Keep block sizes, stripe sizes, drive technologies and spindle counts consistent to narrow down the focus to the storage processor(s) and interfaces. Very frequently, Vendor A will use the exact same disks inside the SAN as Vendor B. Your focus, therefore, should be on working out how well their system can handle those disks.

3) Diversify, Diversify, Diversify

Don’t put all your eggs in one basket. If you have a complex environment with variable storage performance needs, you should not be held to just one storage solution or model. Even if you keep a consistent vendor, focus on application-level delivery when determining the storage configuration that will work best for you.

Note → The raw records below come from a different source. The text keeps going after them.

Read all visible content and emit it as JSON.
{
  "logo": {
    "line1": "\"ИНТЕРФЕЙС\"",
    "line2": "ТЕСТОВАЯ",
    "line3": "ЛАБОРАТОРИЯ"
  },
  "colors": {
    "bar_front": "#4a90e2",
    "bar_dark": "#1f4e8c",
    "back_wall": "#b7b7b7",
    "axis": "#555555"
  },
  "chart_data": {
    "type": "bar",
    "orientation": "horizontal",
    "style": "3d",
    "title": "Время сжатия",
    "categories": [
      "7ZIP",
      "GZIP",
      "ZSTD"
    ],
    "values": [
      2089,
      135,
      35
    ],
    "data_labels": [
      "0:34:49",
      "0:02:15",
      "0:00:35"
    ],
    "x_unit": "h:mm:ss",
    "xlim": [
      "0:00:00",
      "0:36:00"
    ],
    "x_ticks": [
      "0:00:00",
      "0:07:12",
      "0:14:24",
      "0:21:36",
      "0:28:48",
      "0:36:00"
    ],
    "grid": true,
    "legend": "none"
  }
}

And even if you want to keep a consistent vendor AND model, diversify the SAN itself! Nearly all storage systems have provisions for more than one type of disk, storage processor, and communication medium.

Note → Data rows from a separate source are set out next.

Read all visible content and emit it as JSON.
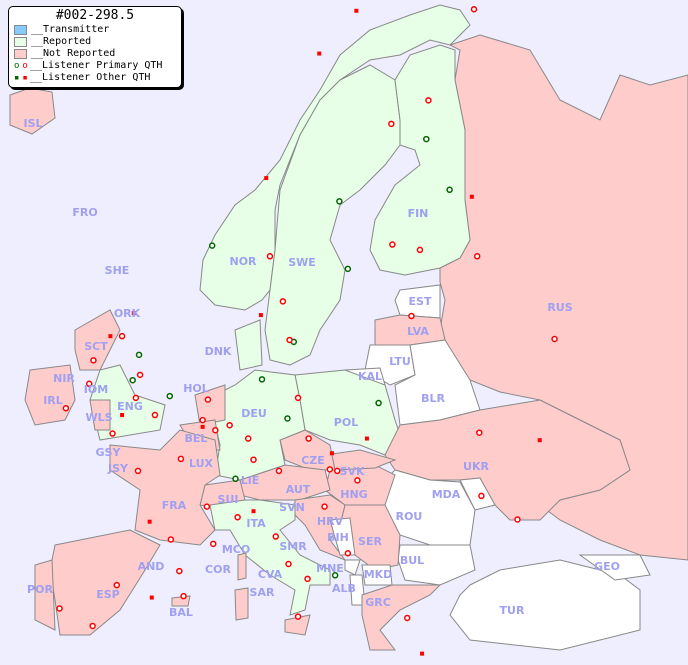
{
  "legend": {
    "title": "#002-298.5",
    "items": [
      {
        "label": "__Transmitter",
        "color": "#88ccff"
      },
      {
        "label": "__Reported",
        "color": "#e6ffe6"
      },
      {
        "label": "__Not Reported",
        "color": "#ffcccc"
      },
      {
        "label": "__Listener Primary QTH",
        "marker": "circle"
      },
      {
        "label": "__Listener Other QTH",
        "marker": "square"
      }
    ]
  },
  "colors": {
    "sea": "#eeeeff",
    "reported": "#e6ffe6",
    "not_reported": "#ffcccc",
    "no_data": "#ffffff",
    "marker_red": "#ff0000",
    "marker_green": "#006600"
  },
  "countries": {
    "ISL": "not_reported",
    "FRO": "",
    "SHE": "",
    "ORK": "",
    "NOR": "reported",
    "SWE": "reported",
    "FIN": "reported",
    "EST": "none",
    "LVA": "not_reported",
    "LTU": "none",
    "KAL": "none",
    "BLR": "none",
    "RUS": "not_reported",
    "UKR": "not_reported",
    "MDA": "none",
    "ROU": "none",
    "BUL": "none",
    "TUR": "none",
    "GEO": "none",
    "GRC": "not_reported",
    "MKD": "none",
    "ALB": "none",
    "MNE": "none",
    "SRB": "not_reported",
    "BIH": "none",
    "HRV": "not_reported",
    "SVN": "not_reported",
    "HNG": "not_reported",
    "SVK": "not_reported",
    "CZE": "not_reported",
    "AUT": "not_reported",
    "POL": "reported",
    "DNK": "reported",
    "HOL": "not_reported",
    "BEL": "not_reported",
    "LUX": "not_reported",
    "DEU": "reported",
    "LIE": "not_reported",
    "SUI": "not_reported",
    "ITA": "reported",
    "MCO": "not_reported",
    "COR": "not_reported",
    "SAR": "not_reported",
    "CVA": "reported",
    "SMR": "reported",
    "FRA": "not_reported",
    "GSY": "not_reported",
    "JSY": "not_reported",
    "AND": "not_reported",
    "POR": "not_reported",
    "ESP": "not_reported",
    "BAL": "not_reported",
    "IRL": "not_reported",
    "NIR": "not_reported",
    "SCT": "not_reported",
    "IOM": "not_reported",
    "WLS": "not_reported",
    "ENG": "reported"
  },
  "labels": [
    "ISL",
    "FRO",
    "SHE",
    "ORK",
    "NOR",
    "SWE",
    "FIN",
    "EST",
    "LVA",
    "LTU",
    "KAL",
    "BLR",
    "RUS",
    "UKR",
    "MDA",
    "ROU",
    "BUL",
    "TUR",
    "GEO",
    "GRC",
    "MKD",
    "ALB",
    "MNE",
    "SER",
    "BIH",
    "HRV",
    "SVN",
    "HNG",
    "SVK",
    "CZE",
    "AUT",
    "POL",
    "DNK",
    "HOL",
    "BEL",
    "LUX",
    "DEU",
    "LIE",
    "SUI",
    "ITA",
    "MCO",
    "COR",
    "SAR",
    "CVA",
    "SMR",
    "FRA",
    "GSY",
    "JSY",
    "AND",
    "POR",
    "ESP",
    "BAL",
    "IRL",
    "NIR",
    "SCT",
    "IOM",
    "WLS",
    "ENG"
  ],
  "markers": [
    {
      "lon": -21.9,
      "lat": 64.1,
      "t": "p",
      "g": false
    },
    {
      "lon": -3.2,
      "lat": 55.9,
      "t": "p",
      "g": false
    },
    {
      "lon": -4.3,
      "lat": 55.9,
      "t": "s",
      "g": false
    },
    {
      "lon": -2.1,
      "lat": 57.1,
      "t": "s",
      "g": false
    },
    {
      "lon": -6.3,
      "lat": 53.3,
      "t": "p",
      "g": false
    },
    {
      "lon": -5.9,
      "lat": 54.6,
      "t": "p",
      "g": false
    },
    {
      "lon": -8.5,
      "lat": 51.9,
      "t": "p",
      "g": false
    },
    {
      "lon": -1.6,
      "lat": 54.9,
      "t": "p",
      "g": true
    },
    {
      "lon": -2.2,
      "lat": 53.5,
      "t": "p",
      "g": true
    },
    {
      "lon": -1.5,
      "lat": 53.8,
      "t": "p",
      "g": false
    },
    {
      "lon": -1.9,
      "lat": 52.5,
      "t": "p",
      "g": false
    },
    {
      "lon": -0.1,
      "lat": 51.5,
      "t": "p",
      "g": false
    },
    {
      "lon": 1.3,
      "lat": 52.6,
      "t": "p",
      "g": true
    },
    {
      "lon": -3.2,
      "lat": 51.5,
      "t": "s",
      "g": false
    },
    {
      "lon": -4.1,
      "lat": 50.4,
      "t": "p",
      "g": false
    },
    {
      "lon": 4.9,
      "lat": 52.4,
      "t": "p",
      "g": false
    },
    {
      "lon": 4.4,
      "lat": 51.2,
      "t": "p",
      "g": false
    },
    {
      "lon": 4.4,
      "lat": 50.8,
      "t": "s",
      "g": false
    },
    {
      "lon": 5.6,
      "lat": 50.6,
      "t": "p",
      "g": false
    },
    {
      "lon": 2.35,
      "lat": 48.85,
      "t": "p",
      "g": false
    },
    {
      "lon": -1.7,
      "lat": 48.1,
      "t": "p",
      "g": false
    },
    {
      "lon": 4.8,
      "lat": 45.8,
      "t": "p",
      "g": false
    },
    {
      "lon": 5.4,
      "lat": 43.3,
      "t": "p",
      "g": false
    },
    {
      "lon": -0.6,
      "lat": 44.8,
      "t": "s",
      "g": false
    },
    {
      "lon": 1.4,
      "lat": 43.6,
      "t": "p",
      "g": false
    },
    {
      "lon": -3.7,
      "lat": 40.4,
      "t": "p",
      "g": false
    },
    {
      "lon": 2.2,
      "lat": 41.4,
      "t": "p",
      "g": false
    },
    {
      "lon": -9.1,
      "lat": 38.7,
      "t": "p",
      "g": false
    },
    {
      "lon": -5.98,
      "lat": 37.4,
      "t": "p",
      "g": false
    },
    {
      "lon": -0.4,
      "lat": 39.5,
      "t": "s",
      "g": false
    },
    {
      "lon": 2.6,
      "lat": 39.6,
      "t": "p",
      "g": false
    },
    {
      "lon": 8.7,
      "lat": 50.1,
      "t": "p",
      "g": false
    },
    {
      "lon": 13.4,
      "lat": 52.5,
      "t": "p",
      "g": false
    },
    {
      "lon": 10.0,
      "lat": 53.55,
      "t": "p",
      "g": true
    },
    {
      "lon": 11.6,
      "lat": 48.1,
      "t": "p",
      "g": false
    },
    {
      "lon": 9.2,
      "lat": 48.8,
      "t": "p",
      "g": false
    },
    {
      "lon": 6.95,
      "lat": 50.9,
      "t": "p",
      "g": false
    },
    {
      "lon": 12.4,
      "lat": 51.3,
      "t": "p",
      "g": true
    },
    {
      "lon": 7.5,
      "lat": 47.6,
      "t": "p",
      "g": true
    },
    {
      "lon": 14.4,
      "lat": 50.1,
      "t": "p",
      "g": false
    },
    {
      "lon": 16.6,
      "lat": 49.2,
      "t": "s",
      "g": false
    },
    {
      "lon": 16.4,
      "lat": 48.2,
      "t": "p",
      "g": false
    },
    {
      "lon": 19.0,
      "lat": 47.5,
      "t": "p",
      "g": false
    },
    {
      "lon": 17.1,
      "lat": 48.1,
      "t": "p",
      "g": false
    },
    {
      "lon": 21.0,
      "lat": 52.2,
      "t": "p",
      "g": true
    },
    {
      "lon": 19.9,
      "lat": 50.1,
      "t": "s",
      "g": false
    },
    {
      "lon": 9.2,
      "lat": 45.5,
      "t": "s",
      "g": false
    },
    {
      "lon": 7.7,
      "lat": 45.1,
      "t": "p",
      "g": false
    },
    {
      "lon": 11.3,
      "lat": 43.8,
      "t": "p",
      "g": false
    },
    {
      "lon": 12.5,
      "lat": 41.9,
      "t": "p",
      "g": false
    },
    {
      "lon": 14.3,
      "lat": 40.85,
      "t": "p",
      "g": false
    },
    {
      "lon": 16.9,
      "lat": 41.1,
      "t": "p",
      "g": true
    },
    {
      "lon": 13.4,
      "lat": 38.1,
      "t": "p",
      "g": false
    },
    {
      "lon": 15.9,
      "lat": 45.8,
      "t": "p",
      "g": false
    },
    {
      "lon": 18.1,
      "lat": 42.65,
      "t": "p",
      "g": false
    },
    {
      "lon": 23.7,
      "lat": 38.0,
      "t": "p",
      "g": false
    },
    {
      "lon": 25.1,
      "lat": 35.3,
      "t": "s",
      "g": false
    },
    {
      "lon": 24.1,
      "lat": 56.95,
      "t": "p",
      "g": false
    },
    {
      "lon": 30.3,
      "lat": 59.9,
      "t": "p",
      "g": false
    },
    {
      "lon": 37.6,
      "lat": 55.75,
      "t": "p",
      "g": false
    },
    {
      "lon": 30.5,
      "lat": 50.45,
      "t": "p",
      "g": false
    },
    {
      "lon": 36.2,
      "lat": 50.0,
      "t": "s",
      "g": false
    },
    {
      "lon": 30.7,
      "lat": 46.5,
      "t": "p",
      "g": false
    },
    {
      "lon": 34.1,
      "lat": 44.95,
      "t": "p",
      "g": false
    },
    {
      "lon": 10.75,
      "lat": 59.9,
      "t": "p",
      "g": false
    },
    {
      "lon": 5.3,
      "lat": 60.4,
      "t": "p",
      "g": true
    },
    {
      "lon": 10.4,
      "lat": 63.4,
      "t": "s",
      "g": false
    },
    {
      "lon": 18.1,
      "lat": 59.3,
      "t": "p",
      "g": true
    },
    {
      "lon": 11.97,
      "lat": 57.7,
      "t": "p",
      "g": false
    },
    {
      "lon": 13.0,
      "lat": 55.6,
      "t": "p",
      "g": true
    },
    {
      "lon": 17.3,
      "lat": 62.4,
      "t": "p",
      "g": true
    },
    {
      "lon": 22.2,
      "lat": 65.6,
      "t": "p",
      "g": false
    },
    {
      "lon": 12.6,
      "lat": 55.7,
      "t": "p",
      "g": false
    },
    {
      "lon": 9.9,
      "lat": 57.0,
      "t": "s",
      "g": false
    },
    {
      "lon": 24.9,
      "lat": 60.2,
      "t": "p",
      "g": false
    },
    {
      "lon": 25.5,
      "lat": 65.0,
      "t": "p",
      "g": true
    },
    {
      "lon": 27.7,
      "lat": 62.9,
      "t": "p",
      "g": true
    },
    {
      "lon": 22.3,
      "lat": 60.45,
      "t": "p",
      "g": false
    },
    {
      "lon": 29.8,
      "lat": 62.6,
      "t": "s",
      "g": false
    },
    {
      "lon": 25.7,
      "lat": 66.5,
      "t": "p",
      "g": false
    },
    {
      "lon": 18.9,
      "lat": 69.65,
      "t": "s",
      "g": false
    },
    {
      "lon": 30.0,
      "lat": 69.7,
      "t": "p",
      "g": false
    },
    {
      "lon": 15.4,
      "lat": 68.2,
      "t": "s",
      "g": false
    }
  ]
}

Once a storage system is in place, following best practices in allocating space within it is critical to getting the most out of the deployment. For instance, when configuring LUNs it is important to divide and conquer. Do not put all of your disks into one logical array and expect great performance! Depending on the number of disks, the parity calculations alone could push your storage processors to 100% even with the lightest of I/O loads.

It is better to split things up. Put your I/O-light apps on inexpensive disks in parity configurations, and dedicate high-performance drives in their own LUNs for databases or other I/O–intensive operations. This can almost always be accomplished inside the same physical SAN.

Storage vendors will have their own technologies and methods for assigning the right amount of disks in the right configuration for best performance and most efficient distribution of available space. Make sure to work closely with the manufacturer whenever possible, since even someone with a great deal of storage experience can be taken by surprise.

4) Check your (and their) work
Verify that the promised amount of I/O capacity lines up with what should be theoretically possible given the hardware configuration proposed. Calculators like the one here by Marek Wołynko can help:

Utilize tools such as I/O Meter: to push storage systems to their limits and see how well they perform under high-stress loads before they end up being put into production.

Once in production, closely monitor I/O responsiveness from the perspective of the systems utilizing the storage. Keep an eye on your latency values. No IO operation should be taking longer than 50ms to round-trip within the storage environment in order to maintain the best performance and even tighter tolerances will be needed for higher-tier operations.

It is clear that IOPS as a term for storage performance is here to stay, regardless of any limitations that may exist with its use. The best way to keep on top of what it means to you and to your infrastructure is to remain informed. This whitepaper began as a blog post just about IOPS, but this topic is so enormous that I am going to keep this as a “work in progress” that I will keep updating with time.